Corona - Politikwechsel in Vietnam
Vietnam galt bis April 2021 als eines der Musterländer in der erfolgreichen Eindämmung von Covid-19. Eine konsequente Null-Infektionen-Politik führte zu gerade einmal knapp 4.000 am Virus Erkrankten seit Ausbruch der Pandemie, mit nur 35 Todesfällen. Während sich das Land nach außen durch sehr rigide Einreisebeschränkungen abschirmte, gab es innerhalb Vietnams nur vorübergehend Einschränkungen, die dann allerdings sehr streng waren und vor allem darauf abzielten, das Infektionsgeschehen durch die Nachverfolgung jedes einzelnen Falles sowie strikte Isolierungen zu kontrollieren. Überwiegend aber waren zum Beispiel Schulen und Universitäten geöffnet, die Null-Infektionen-Politik war erfolgreich.
Das änderte sich schlagartig Ende April mit der Delta-Variante des Virus. Vor allem in Ho-Chi-Minh-City (HCMC) und in den angrenzenden Provinzen im Mekong-Delta geriet die Lage sehr schnell außer Kontrolle, und das Virus breitete sich über alle 63 vietnamesischen Provinzen aus. Als Reaktion darauf wurde Mitte Juli bis 21. September über weite Teile des Landes ein strenger Lockdown verhängt, der in HCMC sogar zu einer mehrwöchigen Ausgangssperre verschärft wurde. Nach einem zwischenzeitlichen Rückgang der Fallzahlen bewegen sie sich Ende 2021 mit rund 15.000 Fällen täglich wieder auf sehr hohem Niveau. Krankenhäuser sind weiterhin ausgelastet; es besteht teilweise immer noch ein Mangel an Intensivbetten, Beatmungsgeräten, Blutspenden und anderen für die Behandlung von COVID-19-Patienten benötigten Mitteln. Ende 2021 zählt Vietnam rund 1,6 Millionen Erkrankungen mit über 30.000 Todesfällen. Zum neuen Infektionszentrum hat sich Hanoi entwickelt, das inzwischen rund 1.500 neue Fälle täglich zählt.

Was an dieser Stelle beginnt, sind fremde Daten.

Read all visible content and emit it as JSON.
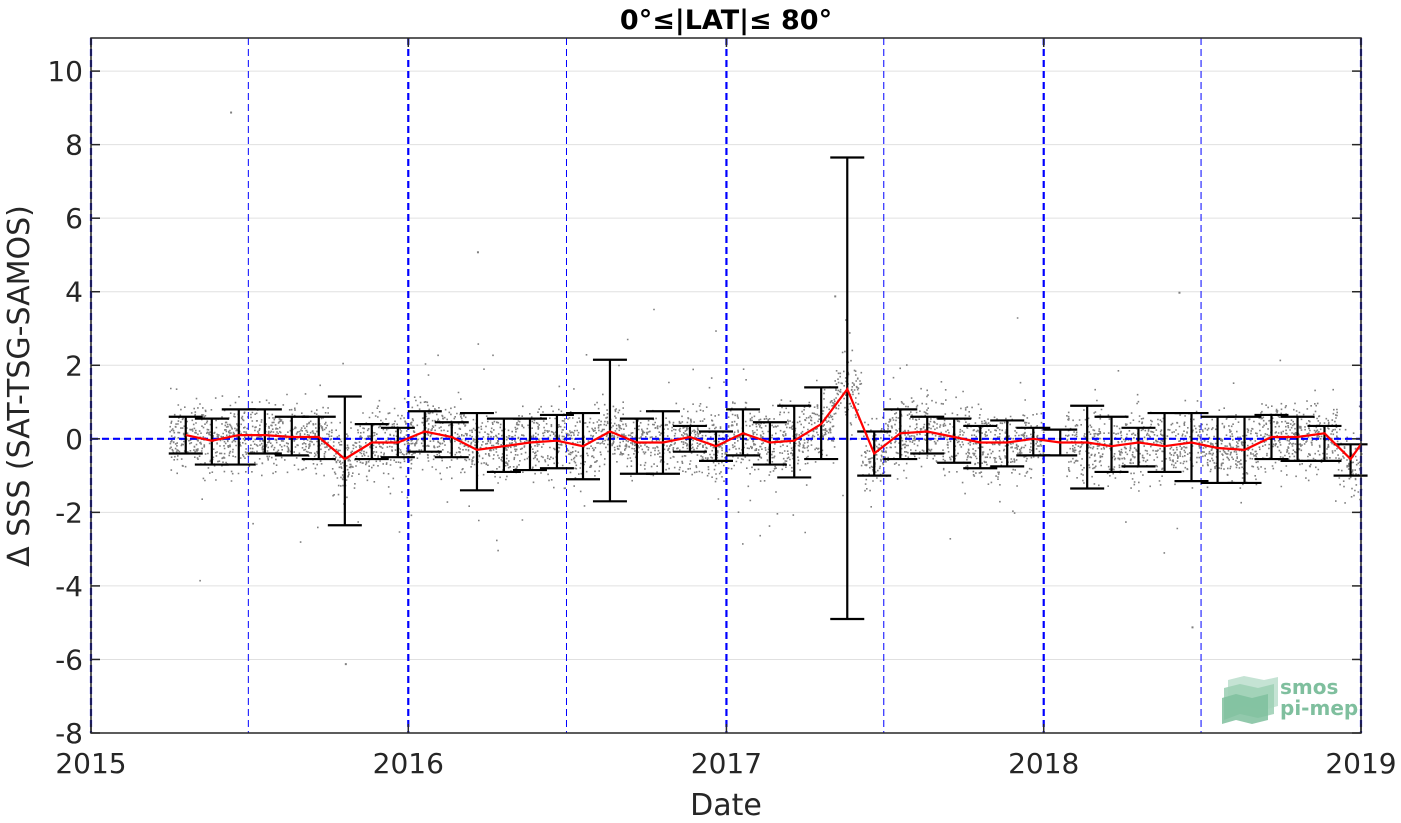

Fälle mit der neuen Omikron-Variante sind bisher in Vietnam nicht bekannt, aber das Land bereitet sich vor allem durch den Start der Booster-Impfungen darauf vor.
Die Impfkampagne verläuft nun sehr erfolgreich, auch dank vieler Spenden aus dem Ausland (Deutschland ist Ende 2021 mit über 10 Millionen Dosen der zweitgrößte Geber weltweit). Mittlerweile sind rund 78 Prozent der Bevölkerung einmal und rund 58 Prozent vollständig geimpft. In Hanoi und HCMC beträgt die Impfquote unter Erwachsenen sogar fast 100 Prozent. Die Erkenntnis, dass nur umfassende Impfungen einen weiteren Lockdown sowie auch individuelle Krankenhausaufenthalte verhindern können, führt in Vietnam zu einer sehr hohen Impfbereitschaft.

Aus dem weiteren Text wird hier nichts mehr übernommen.